We are given that the uncertainty in position and momentum are equal. Thus,
$\mathrm{\Delta }x=\mathrm{\Delta }{p}_x$
We know that the momentum of a particle is the product of the mass of the particle and the velocity with which the particle is moving. Thus,
$\mathrm{\Delta }p=m\mathrm{\Delta }v$
where $\mathrm{\Delta }{p}_x$ is the uncertainty in momentum,
             $m$ is the mass of the particle,
             $\mathrm{\Delta }v$ is the velocity of the particle.

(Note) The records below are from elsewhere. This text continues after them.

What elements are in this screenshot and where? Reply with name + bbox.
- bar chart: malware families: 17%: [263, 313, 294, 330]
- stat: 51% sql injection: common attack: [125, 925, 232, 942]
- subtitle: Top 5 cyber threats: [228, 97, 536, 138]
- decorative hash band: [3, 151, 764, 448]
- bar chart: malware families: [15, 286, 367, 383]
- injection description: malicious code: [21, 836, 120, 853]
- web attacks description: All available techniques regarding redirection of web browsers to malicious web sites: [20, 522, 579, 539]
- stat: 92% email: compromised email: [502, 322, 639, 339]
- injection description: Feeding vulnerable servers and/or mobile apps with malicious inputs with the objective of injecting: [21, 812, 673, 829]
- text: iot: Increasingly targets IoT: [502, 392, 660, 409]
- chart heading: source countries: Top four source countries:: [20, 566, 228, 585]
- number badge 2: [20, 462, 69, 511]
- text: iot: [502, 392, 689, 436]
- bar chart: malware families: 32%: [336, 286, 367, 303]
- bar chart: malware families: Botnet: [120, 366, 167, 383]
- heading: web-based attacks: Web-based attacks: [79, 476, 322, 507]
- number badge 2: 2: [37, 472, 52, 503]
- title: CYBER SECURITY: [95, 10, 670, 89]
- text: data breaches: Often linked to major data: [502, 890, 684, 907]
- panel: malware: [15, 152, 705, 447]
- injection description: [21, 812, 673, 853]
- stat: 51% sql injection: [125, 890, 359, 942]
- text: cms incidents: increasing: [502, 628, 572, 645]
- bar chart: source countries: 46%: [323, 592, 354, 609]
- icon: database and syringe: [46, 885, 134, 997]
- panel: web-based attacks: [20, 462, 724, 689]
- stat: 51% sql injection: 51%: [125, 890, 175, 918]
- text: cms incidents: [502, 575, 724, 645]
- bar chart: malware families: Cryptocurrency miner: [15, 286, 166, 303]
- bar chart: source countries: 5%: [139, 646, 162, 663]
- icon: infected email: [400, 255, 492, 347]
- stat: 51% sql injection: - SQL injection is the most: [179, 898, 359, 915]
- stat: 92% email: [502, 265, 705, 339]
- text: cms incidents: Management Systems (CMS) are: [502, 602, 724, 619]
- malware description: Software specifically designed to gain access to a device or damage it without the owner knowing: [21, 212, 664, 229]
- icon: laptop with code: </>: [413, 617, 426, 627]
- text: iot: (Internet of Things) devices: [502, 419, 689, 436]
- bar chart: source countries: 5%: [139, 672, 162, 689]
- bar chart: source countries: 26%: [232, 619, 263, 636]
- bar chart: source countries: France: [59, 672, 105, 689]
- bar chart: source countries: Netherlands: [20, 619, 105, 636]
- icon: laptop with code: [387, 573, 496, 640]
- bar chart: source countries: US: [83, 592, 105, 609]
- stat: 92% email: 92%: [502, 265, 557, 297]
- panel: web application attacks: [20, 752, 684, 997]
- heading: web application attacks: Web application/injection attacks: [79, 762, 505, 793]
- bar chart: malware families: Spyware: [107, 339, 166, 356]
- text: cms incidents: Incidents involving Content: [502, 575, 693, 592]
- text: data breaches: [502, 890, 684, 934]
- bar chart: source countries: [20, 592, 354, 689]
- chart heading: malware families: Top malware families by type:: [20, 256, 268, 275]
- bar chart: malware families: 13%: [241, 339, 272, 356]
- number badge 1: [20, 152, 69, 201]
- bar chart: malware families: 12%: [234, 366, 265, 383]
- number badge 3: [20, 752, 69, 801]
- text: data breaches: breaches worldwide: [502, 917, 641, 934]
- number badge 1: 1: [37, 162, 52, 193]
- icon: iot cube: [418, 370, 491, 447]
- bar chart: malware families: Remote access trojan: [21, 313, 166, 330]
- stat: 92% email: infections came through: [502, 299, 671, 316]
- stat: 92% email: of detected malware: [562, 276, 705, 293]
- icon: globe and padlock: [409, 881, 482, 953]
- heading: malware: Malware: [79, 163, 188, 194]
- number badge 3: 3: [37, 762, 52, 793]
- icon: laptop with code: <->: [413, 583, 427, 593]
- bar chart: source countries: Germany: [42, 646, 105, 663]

Thus, the mathematical expression for Heisenberg’s uncertainty principle is,
$\mathrm{\Delta }x\cdot m\mathrm{\Delta }v={\displaystyle \frac{h}{4\pi }}$
We are given that the uncertainty in position and momentum are equal. Thus,
$\mathrm{\Delta }x=m\mathrm{\Delta }v$
Thus, the mathematical expression for Heisenberg’s uncertainty principle is,
$m\mathrm{\Delta }v\cdot m\mathrm{\Delta }v={\displaystyle \frac{h}{4\pi }}$
$\mathrm{\Delta }{v}^2={\displaystyle \frac{h}{m^{2}4\pi }}$
Take the square root on both sides of the equation. Thus,
$\mathrm{\Delta }{v}^2={\displaystyle \frac{1}{2m}}\sqrt{{\displaystyle \frac{h}{\pi }}}$
Thus, the uncertainty in velocity is ${\displaystyle \frac{1}{2m}}\sqrt{{\displaystyle \frac{h}{\pi }}}$.
Thus, if uncertainty in position and momentum are equal then uncertainty in velocity is ${\displaystyle \frac{1}{2m}}\sqrt{{\displaystyle \frac{h}{\pi }}}$.

Thus, the correct option is (C) ${\displaystyle \frac{1}{2m}}\sqrt{{\displaystyle \frac{h}{\pi }}}$.

Note:
Heisenberg’s uncertainty principle is not applicable to the macroscopic particles but it is applicable only to the microscopic particles i.e. the uncertainty in position and the uncertainty in momentum must be along the same axis. We can say that if the momentum is parallel to an axis is precisely known then the position along the same axis is uncertain or vice versa.